Do interior da grandeza dos seus escassos 6 metros quadrados, há um quiosque que não se limita a vender jornais e revistas. Soltando-se do rótulo de típico elemento urbanístico, ultrapassando o seu complexo de inferioridade, conquistando vida própria e adquirindo a personalidade que só os pequenos-grandes quiosques ousam almejar, há um quiosque que retrata em palavras o que vive à sua volta. Um quiosque pequeno, é certo, mas com sentimentos. A provar o que todos sabiam mas que ninguém ousara ainda afirmar: os quiosques também têm diários.
“Por vezes sinto-me obrigado a desconfiar que tudo isto não passa de um super big brother, uma mega produção de apanhados que irá para o ar dentro em breve. De facto, as peças começam a encaixar.
A forma entusiástica como literalmente me empurraram para o negócio, numa altura em que duvidava da sua viabilidade, mas que mesmo assim me fizeram avançar. O senhor que na falta do Expresso, levou o Jornal do Sexo. A velhinha que à força me queria comprar um saco de milho. O puto que se barricou dentro do quiosque, numa tentativa desesperada e fracassada de escapar a uns tabefes do pai. O dia em que a M., nos poucos minutos que me substituiu, despachou toda a remessa do jornal Ocasião, pensando tratar-se de um jornal de anúncios gratuito. O contingente da EDP que procurava luz e descobriu um porão.
Enfim, há aqui material mais que suficiente para um pack de 12 episódios de apanhados, em que o apanhado sou eu.
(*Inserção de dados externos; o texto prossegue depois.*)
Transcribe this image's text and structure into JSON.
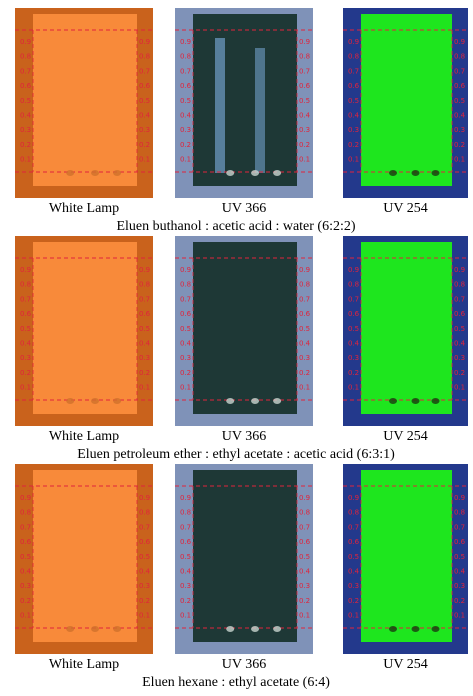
{
  "rows": [
    {
      "panels": [
        "White Lamp",
        "UV 366",
        "UV 254"
      ],
      "eluent": "Eluen buthanol : acetic acid : water (6:2:2)"
    },
    {
      "panels": [
        "White Lamp",
        "UV 366",
        "UV 254"
      ],
      "eluent": "Eluen petroleum ether : ethyl acetate : acetic acid (6:3:1)"
    },
    {
      "panels": [
        "White Lamp",
        "UV 366",
        "UV 254"
      ],
      "eluent": "Eluen hexane : ethyl acetate (6:4)"
    }
  ],
  "scale": [
    "0.9",
    "0.8",
    "0.7",
    "0.6",
    "0.5",
    "0.4",
    "0.3",
    "0.2",
    "0.1"
  ]
}
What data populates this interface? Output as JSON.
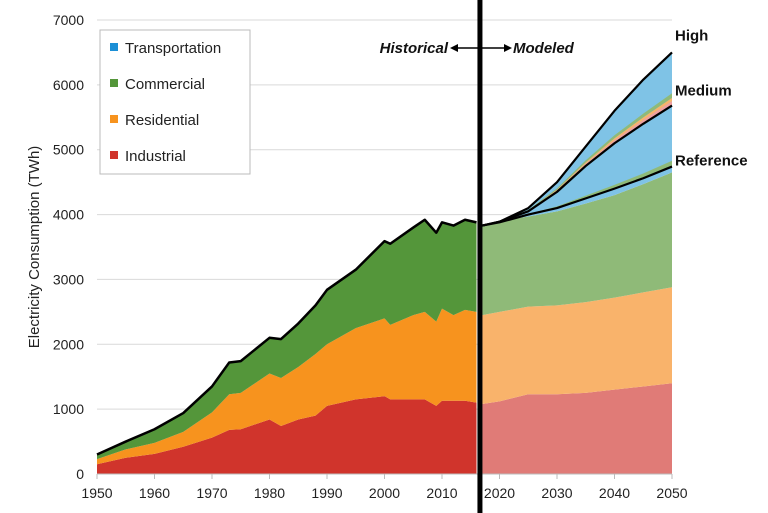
{
  "chart_data": {
    "type": "area",
    "title": "",
    "ylabel": "Electricity Consumption (TWh)",
    "xlabel": "",
    "xlim": [
      1950,
      2050
    ],
    "ylim": [
      0,
      7000
    ],
    "xticks": [
      1950,
      1960,
      1970,
      1980,
      1990,
      2000,
      2010,
      2020,
      2030,
      2040,
      2050
    ],
    "yticks": [
      0,
      1000,
      2000,
      3000,
      4000,
      5000,
      6000,
      7000
    ],
    "grid": "horizontal",
    "legend_position": "top-left",
    "legend": [
      {
        "label": "Transportation",
        "color": "#1b8fd6"
      },
      {
        "label": "Commercial",
        "color": "#54963a"
      },
      {
        "label": "Residential",
        "color": "#f7931e"
      },
      {
        "label": "Industrial",
        "color": "#d0342c"
      }
    ],
    "divider_year": 2016.6,
    "annotations": {
      "historical": "Historical",
      "modeled": "Modeled"
    },
    "historical": {
      "x": [
        1950,
        1955,
        1960,
        1965,
        1970,
        1973,
        1975,
        1980,
        1982,
        1985,
        1988,
        1990,
        1995,
        2000,
        2001,
        2005,
        2007,
        2009,
        2010,
        2012,
        2014,
        2016
      ],
      "industrial": [
        150,
        250,
        310,
        420,
        560,
        680,
        690,
        840,
        740,
        840,
        900,
        1050,
        1150,
        1200,
        1150,
        1150,
        1150,
        1050,
        1130,
        1130,
        1130,
        1100
      ],
      "industrial_plus_residential": [
        230,
        380,
        480,
        650,
        950,
        1230,
        1250,
        1550,
        1480,
        1650,
        1850,
        2000,
        2250,
        2400,
        2300,
        2450,
        2500,
        2350,
        2550,
        2450,
        2530,
        2500
      ],
      "total": [
        300,
        500,
        690,
        940,
        1350,
        1720,
        1740,
        2100,
        2080,
        2320,
        2600,
        2840,
        3150,
        3590,
        3550,
        3800,
        3920,
        3720,
        3880,
        3830,
        3920,
        3880
      ]
    },
    "modeled": {
      "x": [
        2017,
        2020,
        2025,
        2030,
        2035,
        2040,
        2045,
        2050
      ],
      "industrial": [
        1080,
        1120,
        1230,
        1230,
        1250,
        1300,
        1350,
        1400
      ],
      "industrial_plus_residential": [
        2450,
        2500,
        2580,
        2600,
        2650,
        2720,
        2800,
        2880
      ],
      "industrial_residential_commercial": [
        3830,
        3900,
        3970,
        4050,
        4170,
        4300,
        4470,
        4650
      ],
      "scenarios": [
        {
          "name": "Reference",
          "values": [
            3830,
            3880,
            4000,
            4100,
            4250,
            4400,
            4560,
            4740
          ]
        },
        {
          "name": "Medium",
          "values": [
            3830,
            3890,
            4050,
            4350,
            4750,
            5100,
            5400,
            5680
          ]
        },
        {
          "name": "High",
          "values": [
            3830,
            3890,
            4100,
            4500,
            5050,
            5600,
            6080,
            6500
          ]
        }
      ]
    },
    "colors": {
      "industrial": "#d0342c",
      "residential": "#f7931e",
      "commercial": "#54963a",
      "industrial_modeled": "#e07b77",
      "residential_modeled": "#f9b36b",
      "commercial_modeled": "#8fba78",
      "transportation_modeled": "#7fc3e6"
    }
  }
}
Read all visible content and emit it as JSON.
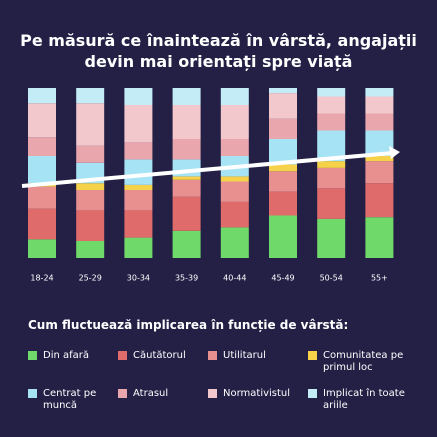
{
  "chart_data": {
    "type": "stacked_bar",
    "title": "Pe măsură ce înaintează în vârstă, angajații devin mai orientați spre viață",
    "legend_title": "Cum fluctuează implicarea în funcție de vârstă:",
    "categories": [
      "18-24",
      "25-29",
      "30-34",
      "35-39",
      "40-44",
      "45-49",
      "50-54",
      "55+"
    ],
    "ylim": [
      0,
      100
    ],
    "series": [
      {
        "name": "Din afară",
        "color": "#6fd96a",
        "values": [
          11,
          10,
          12,
          16,
          18,
          25,
          23,
          24
        ]
      },
      {
        "name": "Căutătorul",
        "color": "#e06b6b",
        "values": [
          18,
          18,
          16,
          20,
          15,
          14,
          18,
          20
        ]
      },
      {
        "name": "Utilitarul",
        "color": "#e8908f",
        "values": [
          13,
          12,
          12,
          10,
          12,
          12,
          12,
          13
        ]
      },
      {
        "name": "Comunitatea pe primul loc",
        "color": "#f5d24a",
        "values": [
          2,
          4,
          3,
          2,
          3,
          4,
          4,
          3
        ]
      },
      {
        "name": "Centrat pe muncă",
        "color": "#a6e3f5",
        "values": [
          16,
          12,
          15,
          10,
          12,
          15,
          18,
          15
        ]
      },
      {
        "name": "Atrasul",
        "color": "#e9a6ad",
        "values": [
          11,
          10,
          10,
          12,
          10,
          12,
          10,
          10
        ]
      },
      {
        "name": "Normativistul",
        "color": "#f2c8cc",
        "values": [
          20,
          25,
          22,
          20,
          20,
          15,
          10,
          10
        ]
      },
      {
        "name": "Implicat în toate ariile",
        "color": "#c3ecf7",
        "values": [
          9,
          9,
          10,
          10,
          10,
          3,
          5,
          5
        ]
      }
    ]
  }
}
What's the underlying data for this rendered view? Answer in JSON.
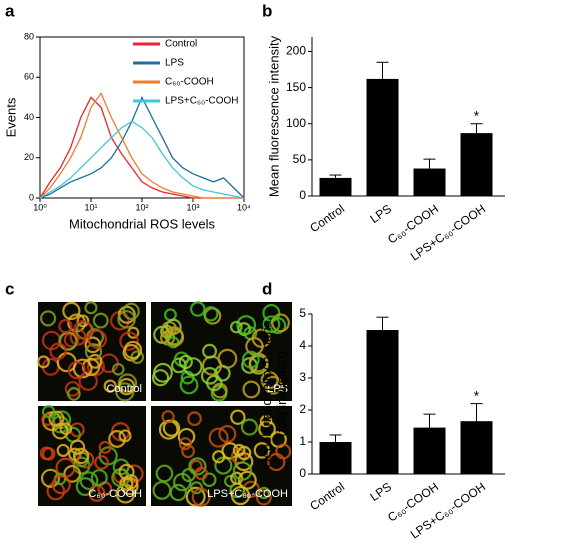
{
  "panel_labels": [
    "a",
    "b",
    "c",
    "d"
  ],
  "chart_data": [
    {
      "type": "line",
      "log_x": true,
      "xlabel": "Mitochondrial ROS levels",
      "ylabel": "Events",
      "x": [
        1,
        1.58,
        2.51,
        3.98,
        6.31,
        10,
        15.8,
        25.1,
        39.8,
        63.1,
        100,
        158,
        251,
        398,
        631,
        1000,
        1585,
        2512,
        3981,
        6310,
        10000
      ],
      "xlim": [
        1,
        10000
      ],
      "xticks": [
        {
          "value": 1,
          "label": "10⁰"
        },
        {
          "value": 10,
          "label": "10¹"
        },
        {
          "value": 100,
          "label": "10²"
        },
        {
          "value": 1000,
          "label": "10³"
        },
        {
          "value": 10000,
          "label": "10⁴"
        }
      ],
      "ylim": [
        0,
        80
      ],
      "yticks": [
        0,
        20,
        40,
        60,
        80
      ],
      "legend": "upper right",
      "series": [
        {
          "name": "Control",
          "color": "#e8262b",
          "values": [
            0,
            8,
            15,
            25,
            40,
            50,
            45,
            30,
            22,
            15,
            8,
            5,
            3,
            2,
            1,
            0,
            0,
            0,
            0,
            0,
            0
          ]
        },
        {
          "name": "LPS",
          "color": "#1f6e9c",
          "values": [
            0,
            2,
            5,
            8,
            10,
            12,
            15,
            20,
            28,
            38,
            50,
            40,
            30,
            20,
            15,
            12,
            10,
            8,
            10,
            5,
            0
          ]
        },
        {
          "name": "C₆₀-COOH",
          "color": "#f07b2f",
          "values": [
            0,
            5,
            12,
            20,
            30,
            45,
            52,
            40,
            30,
            20,
            12,
            8,
            5,
            3,
            2,
            1,
            0,
            0,
            0,
            0,
            0
          ]
        },
        {
          "name": "LPS+C₆₀-COOH",
          "color": "#3ec8d6",
          "values": [
            0,
            3,
            6,
            10,
            15,
            20,
            25,
            30,
            35,
            38,
            35,
            30,
            22,
            15,
            10,
            6,
            4,
            3,
            2,
            1,
            0
          ]
        }
      ]
    },
    {
      "type": "bar",
      "ylabel": "Mean fluorescence intensity",
      "categories": [
        "Control",
        "LPS",
        "C₆₀-COOH",
        "LPS+C₆₀-COOH"
      ],
      "values": [
        25,
        162,
        38,
        87
      ],
      "errors": [
        4,
        23,
        13,
        13
      ],
      "color": "#000000",
      "ylim": [
        0,
        220
      ],
      "yticks": [
        0,
        50,
        100,
        150,
        200
      ],
      "annotations": [
        {
          "category": "LPS+C₆₀-COOH",
          "text": "*"
        }
      ]
    },
    {
      "type": "bar",
      "ylabel": [
        "Depolarized mitochondria",
        "(fold induction)"
      ],
      "categories": [
        "Control",
        "LPS",
        "C₆₀-COOH",
        "LPS+C₆₀-COOH"
      ],
      "values": [
        1.0,
        4.5,
        1.45,
        1.65
      ],
      "errors": [
        0.22,
        0.4,
        0.42,
        0.55
      ],
      "color": "#000000",
      "ylim": [
        0,
        5
      ],
      "yticks": [
        0,
        1,
        2,
        3,
        4,
        5
      ],
      "annotations": [
        {
          "category": "LPS+C₆₀-COOH",
          "text": "*"
        }
      ]
    }
  ],
  "images": {
    "labels": [
      "Control",
      "LPS",
      "C₆₀-COOH",
      "LPS+C₆₀-COOH"
    ]
  }
}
Agora é tarde. Assim de repente, relembro as vezes em que levei o dedo ao nariz (por vezes dois dedos!), em que anulei comichões abaixo da cintura, em que persegui rabos com o olhar. Pergunto ao meu médico se tudo isto não passa da minha imaginação. Não diz que sim nem que não. Para ele, trata-se de um mecanismo de defesa, próprio das pessoas super inteligentes.”